ECLI:NL:CRVB:2002:AE3704
Centrale Raad van Beroep
- Hoger beroep
- Th.C. van Sloten
- J.M.A. van der Kolk-Severijns
- R.H.M. Roelofs
- Rechtspraak.nl
Beoordeling van de afwijzing van een aanvraag om bijstand op basis van de Algemene bijstandswet
In deze zaak gaat het om de beoordeling van de afwijzing van een aanvraag om bijstand door de gemeente Drimmelen. Appellant, die werkloos was geworden op 16 september 1997, ontving tot 28 maart 1999 voorschotten van het GAK in het kader van de Werkloosheidswet (WW).
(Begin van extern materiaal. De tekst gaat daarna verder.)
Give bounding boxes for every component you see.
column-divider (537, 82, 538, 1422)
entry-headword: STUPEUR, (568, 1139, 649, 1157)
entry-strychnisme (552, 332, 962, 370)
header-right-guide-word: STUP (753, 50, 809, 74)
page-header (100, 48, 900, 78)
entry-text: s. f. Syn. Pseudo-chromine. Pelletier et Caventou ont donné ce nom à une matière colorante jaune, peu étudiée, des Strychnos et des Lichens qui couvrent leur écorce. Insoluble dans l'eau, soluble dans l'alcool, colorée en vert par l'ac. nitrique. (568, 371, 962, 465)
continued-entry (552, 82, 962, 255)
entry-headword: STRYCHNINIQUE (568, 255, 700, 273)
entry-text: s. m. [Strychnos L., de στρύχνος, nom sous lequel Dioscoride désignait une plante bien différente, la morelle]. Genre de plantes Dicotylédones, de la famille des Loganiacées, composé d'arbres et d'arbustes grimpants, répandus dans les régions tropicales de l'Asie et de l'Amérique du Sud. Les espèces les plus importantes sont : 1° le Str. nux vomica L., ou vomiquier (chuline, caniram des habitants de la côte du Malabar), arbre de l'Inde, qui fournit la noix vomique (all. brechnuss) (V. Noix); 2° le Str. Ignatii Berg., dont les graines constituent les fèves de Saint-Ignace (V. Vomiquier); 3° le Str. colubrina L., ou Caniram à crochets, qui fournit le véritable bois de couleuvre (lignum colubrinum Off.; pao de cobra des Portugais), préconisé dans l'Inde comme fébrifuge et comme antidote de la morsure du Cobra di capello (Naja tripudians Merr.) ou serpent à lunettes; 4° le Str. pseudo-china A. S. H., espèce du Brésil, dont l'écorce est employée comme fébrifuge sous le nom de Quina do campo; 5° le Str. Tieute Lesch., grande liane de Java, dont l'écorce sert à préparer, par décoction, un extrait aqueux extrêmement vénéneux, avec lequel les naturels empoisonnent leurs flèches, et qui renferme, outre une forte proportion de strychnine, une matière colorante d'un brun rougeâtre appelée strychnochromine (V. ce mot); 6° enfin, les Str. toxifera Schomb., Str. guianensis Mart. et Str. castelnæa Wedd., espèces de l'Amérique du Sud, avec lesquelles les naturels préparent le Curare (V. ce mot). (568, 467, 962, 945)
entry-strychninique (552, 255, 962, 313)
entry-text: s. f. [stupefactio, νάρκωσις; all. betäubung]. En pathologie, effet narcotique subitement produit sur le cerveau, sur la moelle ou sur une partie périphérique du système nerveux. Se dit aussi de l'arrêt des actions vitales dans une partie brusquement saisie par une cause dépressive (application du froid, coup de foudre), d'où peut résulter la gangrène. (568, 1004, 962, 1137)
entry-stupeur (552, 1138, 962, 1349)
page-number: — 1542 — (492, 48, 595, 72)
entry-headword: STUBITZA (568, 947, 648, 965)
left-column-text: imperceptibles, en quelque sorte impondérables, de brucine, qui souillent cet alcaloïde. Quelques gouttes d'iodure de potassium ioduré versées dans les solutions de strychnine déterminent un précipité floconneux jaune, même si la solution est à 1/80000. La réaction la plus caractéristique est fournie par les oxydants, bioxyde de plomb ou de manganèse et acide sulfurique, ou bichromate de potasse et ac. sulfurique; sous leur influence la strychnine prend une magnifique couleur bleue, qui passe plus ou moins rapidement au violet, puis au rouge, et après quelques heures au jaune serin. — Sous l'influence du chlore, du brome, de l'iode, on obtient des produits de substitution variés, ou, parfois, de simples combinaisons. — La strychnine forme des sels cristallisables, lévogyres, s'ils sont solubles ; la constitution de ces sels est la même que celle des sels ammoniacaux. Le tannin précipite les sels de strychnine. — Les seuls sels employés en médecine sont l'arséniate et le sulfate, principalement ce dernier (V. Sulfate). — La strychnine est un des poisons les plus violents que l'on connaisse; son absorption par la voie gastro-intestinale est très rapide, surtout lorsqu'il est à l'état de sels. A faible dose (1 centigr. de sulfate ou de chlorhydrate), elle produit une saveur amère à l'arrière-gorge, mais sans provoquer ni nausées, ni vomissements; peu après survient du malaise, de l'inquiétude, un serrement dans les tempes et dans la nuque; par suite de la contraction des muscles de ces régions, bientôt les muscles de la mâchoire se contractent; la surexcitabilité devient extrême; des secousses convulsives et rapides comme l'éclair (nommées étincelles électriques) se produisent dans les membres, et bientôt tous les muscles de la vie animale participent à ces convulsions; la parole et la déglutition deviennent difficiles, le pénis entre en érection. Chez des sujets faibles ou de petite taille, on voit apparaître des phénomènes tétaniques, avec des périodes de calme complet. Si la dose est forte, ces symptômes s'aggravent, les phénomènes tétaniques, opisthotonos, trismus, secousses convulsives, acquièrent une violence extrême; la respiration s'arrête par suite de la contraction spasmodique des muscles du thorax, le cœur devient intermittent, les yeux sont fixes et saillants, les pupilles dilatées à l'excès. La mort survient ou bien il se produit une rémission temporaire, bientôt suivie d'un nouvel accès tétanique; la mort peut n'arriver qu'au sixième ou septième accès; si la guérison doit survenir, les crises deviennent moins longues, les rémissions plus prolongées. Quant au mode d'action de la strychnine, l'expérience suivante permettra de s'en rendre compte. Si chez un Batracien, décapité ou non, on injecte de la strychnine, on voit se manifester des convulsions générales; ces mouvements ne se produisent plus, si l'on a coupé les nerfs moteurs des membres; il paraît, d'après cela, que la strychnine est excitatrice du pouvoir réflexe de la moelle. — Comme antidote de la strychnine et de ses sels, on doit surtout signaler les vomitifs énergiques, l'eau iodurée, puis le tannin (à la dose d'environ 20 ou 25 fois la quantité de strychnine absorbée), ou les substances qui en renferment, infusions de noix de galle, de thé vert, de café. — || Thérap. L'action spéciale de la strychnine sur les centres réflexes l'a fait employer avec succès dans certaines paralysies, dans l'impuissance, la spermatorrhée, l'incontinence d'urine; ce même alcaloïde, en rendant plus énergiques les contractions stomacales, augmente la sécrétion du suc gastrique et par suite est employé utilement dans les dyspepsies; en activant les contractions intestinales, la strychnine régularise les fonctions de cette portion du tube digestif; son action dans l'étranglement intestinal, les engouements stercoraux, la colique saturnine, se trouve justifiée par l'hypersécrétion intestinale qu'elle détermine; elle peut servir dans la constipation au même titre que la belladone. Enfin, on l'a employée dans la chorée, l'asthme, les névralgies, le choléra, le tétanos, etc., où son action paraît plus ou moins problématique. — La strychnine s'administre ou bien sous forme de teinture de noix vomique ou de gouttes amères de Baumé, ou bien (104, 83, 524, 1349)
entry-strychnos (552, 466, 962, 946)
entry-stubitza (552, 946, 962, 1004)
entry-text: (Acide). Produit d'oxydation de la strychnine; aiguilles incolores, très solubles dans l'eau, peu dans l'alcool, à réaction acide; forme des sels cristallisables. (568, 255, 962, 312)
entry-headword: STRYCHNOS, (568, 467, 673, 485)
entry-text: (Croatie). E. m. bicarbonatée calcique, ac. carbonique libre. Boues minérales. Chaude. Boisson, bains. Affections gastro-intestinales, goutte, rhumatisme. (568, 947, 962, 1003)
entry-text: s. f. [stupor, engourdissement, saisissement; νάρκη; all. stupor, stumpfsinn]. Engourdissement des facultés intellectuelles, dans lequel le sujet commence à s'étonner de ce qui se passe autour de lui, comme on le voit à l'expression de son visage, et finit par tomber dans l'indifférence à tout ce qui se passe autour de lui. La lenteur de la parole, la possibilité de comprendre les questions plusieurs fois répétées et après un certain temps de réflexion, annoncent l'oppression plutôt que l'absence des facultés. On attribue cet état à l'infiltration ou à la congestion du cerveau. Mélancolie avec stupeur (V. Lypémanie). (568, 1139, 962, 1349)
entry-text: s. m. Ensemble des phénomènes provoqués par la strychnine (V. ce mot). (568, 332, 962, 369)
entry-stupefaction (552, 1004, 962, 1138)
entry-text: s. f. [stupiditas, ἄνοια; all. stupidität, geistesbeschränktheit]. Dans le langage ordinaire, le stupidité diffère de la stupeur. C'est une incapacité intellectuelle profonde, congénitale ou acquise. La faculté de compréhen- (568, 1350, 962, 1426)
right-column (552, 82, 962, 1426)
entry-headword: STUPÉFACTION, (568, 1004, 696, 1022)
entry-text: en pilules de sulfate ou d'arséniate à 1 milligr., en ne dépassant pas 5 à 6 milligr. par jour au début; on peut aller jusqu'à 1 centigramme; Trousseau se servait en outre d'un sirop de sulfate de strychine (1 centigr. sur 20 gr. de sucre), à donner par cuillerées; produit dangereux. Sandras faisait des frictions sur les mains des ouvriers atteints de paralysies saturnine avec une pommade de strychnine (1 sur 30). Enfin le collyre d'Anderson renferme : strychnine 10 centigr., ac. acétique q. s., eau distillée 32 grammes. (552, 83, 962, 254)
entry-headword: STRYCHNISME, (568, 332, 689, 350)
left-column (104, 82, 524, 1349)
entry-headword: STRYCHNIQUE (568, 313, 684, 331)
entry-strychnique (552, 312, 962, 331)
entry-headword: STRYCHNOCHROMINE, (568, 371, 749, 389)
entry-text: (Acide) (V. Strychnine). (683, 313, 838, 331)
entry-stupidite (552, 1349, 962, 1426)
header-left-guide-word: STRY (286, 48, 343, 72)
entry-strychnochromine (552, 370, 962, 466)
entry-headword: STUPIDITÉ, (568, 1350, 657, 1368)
Zijn aanvraag voor een WW-uitkering werd echter afgewezen op 10 mei 1999, omdat hij als verwijtbaar werkloos werd beschouwd. De gemeente Drimmelen vorderde vervolgens de onverschuldigd betaalde voorschotten terug, wat appellant niet aanvocht. Op 23 juni 1999 diende appellant een aanvraag in voor bijstand op basis van de Algemene bijstandswet (Abw) voor de periode van 15 september 1997 tot en met 31 december 1997. Deze aanvraag werd door de gemeente afgewezen, omdat appellant over voldoende middelen beschikte om in zijn levensonderhoud te voorzien, ondanks de terugvordering van de voorschotten.
De Centrale Raad van Beroep heeft de zaak behandeld op 26 maart 2002. De Raad oordeelde dat het bestreden besluit van de gemeente, dat de bezwaren van appellant tegen de afwijzing van zijn bijstandsaanvraag ongegrond verklaarde, in stand kon blijven. De Raad concludeerde dat appellant in de relevante periode over voldoende middelen van bestaan beschikte, zoals bedoeld in artikel 7, eerste lid, van de Abw. De omstandigheid dat appellant een terugbetalingsverplichting had jegens het Landelijk instituut sociale verzekeringen (Lisv) voor de eerder ontvangen voorschotten, veranderde niets aan de beoordeling van zijn financiële situatie ten tijde van de aanvraag om bijstand.
De Raad bevestigde de uitspraak van de rechtbank Breda en oordeelde dat er geen termen aanwezig waren om toepassing te geven aan artikel 8:75 van de Algemene wet bestuursrecht, wat betekent dat er geen proceskostenvergoeding werd toegekend. De uitspraak werd openbaar uitgesproken op 7 mei 2002.